Thursday, January 9, 2014

Girl gamers cheat just like guys do, but only because of group identification


It's a sad fact of the human condition that anonymity encourages bad behavior.

No one knows who created the first mask for sure, but anthropologists are certain the creator immediately waggled their genitals at the rest of their tribe - probably while grunting emphatically - as soon as their face was safely hidden away.

Fittingly, the desire to be a complete jerk while anonymous only intensifies once you go online - where anonymity is much easier to come by - and new research argues that our "deviant behavior" on the internet is strongly influenced by the online social groups that we belong to.

In other words, you'll be a troll if you hang out with trolls and you'll cheat if you hang out with cheaters.

Hardly surprising stuff there, but the two researchers - Vivian Hsueh-Hua Chen and Yuehua Wu - found that the cheating habits of male and females varied significantly when they were engaged in Massive Multiplayer Online Games (MMOGs).

In their article titled "Group identification as a mediator of the effect of players’ anonymity on cheating in online games" (which was just published in Behaviour & Information Technology), the pair looked at a sample of 961 Singaporean teenagers and found that:

  • Male gamers cheated more frequently than female gamers. 
  • Female gamers are more likely to cheat as a consequence of group identification than male gamers - although, ironically, they were less likely to identify with a group in the first place.

This last bit is important, however, as it's some of the first research on online gaming to show empirical evidence for the Social Identity Model of Deindividuation Effects (SIDE) Theory - which contends that anonymity increases the importance of social/group identity, and thus leads to greater conformity within a group.

It might sound a bit strange at first, but this model actually makes a lot of sense when you consider that you effectively lose a sense of self when you choose to hide your identity and so you begin to rely on a group to identify you. 

Cheating might sound like an odd barometer of "deviant behavior" to use when assessing player behavior for online games (which are rather difficult to directly cheat in), but the pair of researchers wisely defined cheating as:

"Strategies that a player uses to gain an unfair advantage over his/her peer players or to achieve a target which is not supposed to be achieved according to the game rules or at the discretion of the game operator."

...so, think of it as exploits, wall hacks, tricks, etc.

All told, Chen & Wu's research really doesn't break any new ground - social psychologists have known that anonymity was a bad thing for our behavior since they began studying riots, but this is some of the first research that looks at the effects of it online using gaming culture as its sample.

Also, their findings corroborate the move away from anonymity that many web sites and gaming services are currently embracing.  Google was among the first to require users to submit their real/Google+ names to write reviews of apps and games, and many, many other sites and services are following suit.

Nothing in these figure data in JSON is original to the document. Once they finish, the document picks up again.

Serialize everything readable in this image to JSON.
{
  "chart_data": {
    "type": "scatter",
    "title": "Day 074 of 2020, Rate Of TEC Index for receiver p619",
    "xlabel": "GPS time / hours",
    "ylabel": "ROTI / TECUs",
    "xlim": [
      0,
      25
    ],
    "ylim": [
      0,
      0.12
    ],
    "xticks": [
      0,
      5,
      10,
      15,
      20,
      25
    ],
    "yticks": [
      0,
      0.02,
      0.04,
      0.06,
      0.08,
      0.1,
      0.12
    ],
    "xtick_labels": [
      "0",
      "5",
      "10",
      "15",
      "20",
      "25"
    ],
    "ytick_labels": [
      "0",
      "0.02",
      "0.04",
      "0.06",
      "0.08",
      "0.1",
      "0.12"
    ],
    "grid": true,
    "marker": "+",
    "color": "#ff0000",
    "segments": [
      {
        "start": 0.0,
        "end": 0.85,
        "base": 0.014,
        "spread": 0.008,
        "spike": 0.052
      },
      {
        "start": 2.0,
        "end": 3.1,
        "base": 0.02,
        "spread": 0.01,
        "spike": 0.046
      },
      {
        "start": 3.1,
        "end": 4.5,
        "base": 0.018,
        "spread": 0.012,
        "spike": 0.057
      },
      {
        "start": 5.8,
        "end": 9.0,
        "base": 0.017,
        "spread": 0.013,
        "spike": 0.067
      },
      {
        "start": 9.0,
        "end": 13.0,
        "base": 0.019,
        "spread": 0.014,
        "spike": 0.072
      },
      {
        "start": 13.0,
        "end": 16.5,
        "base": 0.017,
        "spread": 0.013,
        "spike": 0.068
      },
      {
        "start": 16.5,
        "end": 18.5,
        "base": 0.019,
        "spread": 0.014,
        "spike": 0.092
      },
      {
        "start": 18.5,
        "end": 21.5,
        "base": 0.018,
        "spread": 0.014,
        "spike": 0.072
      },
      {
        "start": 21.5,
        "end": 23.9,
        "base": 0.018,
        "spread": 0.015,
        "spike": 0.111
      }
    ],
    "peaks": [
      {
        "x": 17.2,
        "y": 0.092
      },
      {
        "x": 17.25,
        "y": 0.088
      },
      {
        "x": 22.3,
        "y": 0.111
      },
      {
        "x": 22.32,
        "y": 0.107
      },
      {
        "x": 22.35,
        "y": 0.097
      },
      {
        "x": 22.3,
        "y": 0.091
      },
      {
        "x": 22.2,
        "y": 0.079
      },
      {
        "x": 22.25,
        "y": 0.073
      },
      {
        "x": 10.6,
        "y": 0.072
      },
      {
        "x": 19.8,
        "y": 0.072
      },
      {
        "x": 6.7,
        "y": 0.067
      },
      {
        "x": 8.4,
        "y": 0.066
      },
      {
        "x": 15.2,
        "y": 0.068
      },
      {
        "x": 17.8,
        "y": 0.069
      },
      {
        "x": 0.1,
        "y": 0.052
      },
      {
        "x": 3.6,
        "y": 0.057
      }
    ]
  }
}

Why?  Because people are far less likely to be jerks if their name is directly attached to their actions.

The discrepancy in gender behaviors again isn't all that new - we menfolk are (evolutionarily speaking) opportunistic folk, after all - but it's interesting to see that women were more likely to cheat once they were part of a group that encouraged such behavior.

Of course, the most important takeaway from all of this isn't gendered behavior patterns or a look at anonymity online - it's awareness.

If you're aware that anonymity and your choice of online group membership will affect your behavior in negative ways, you can - hopefully - avoid the temptation to indulge in deviant behaviors or, better yet, find a less deviant group to hang out with in the first place.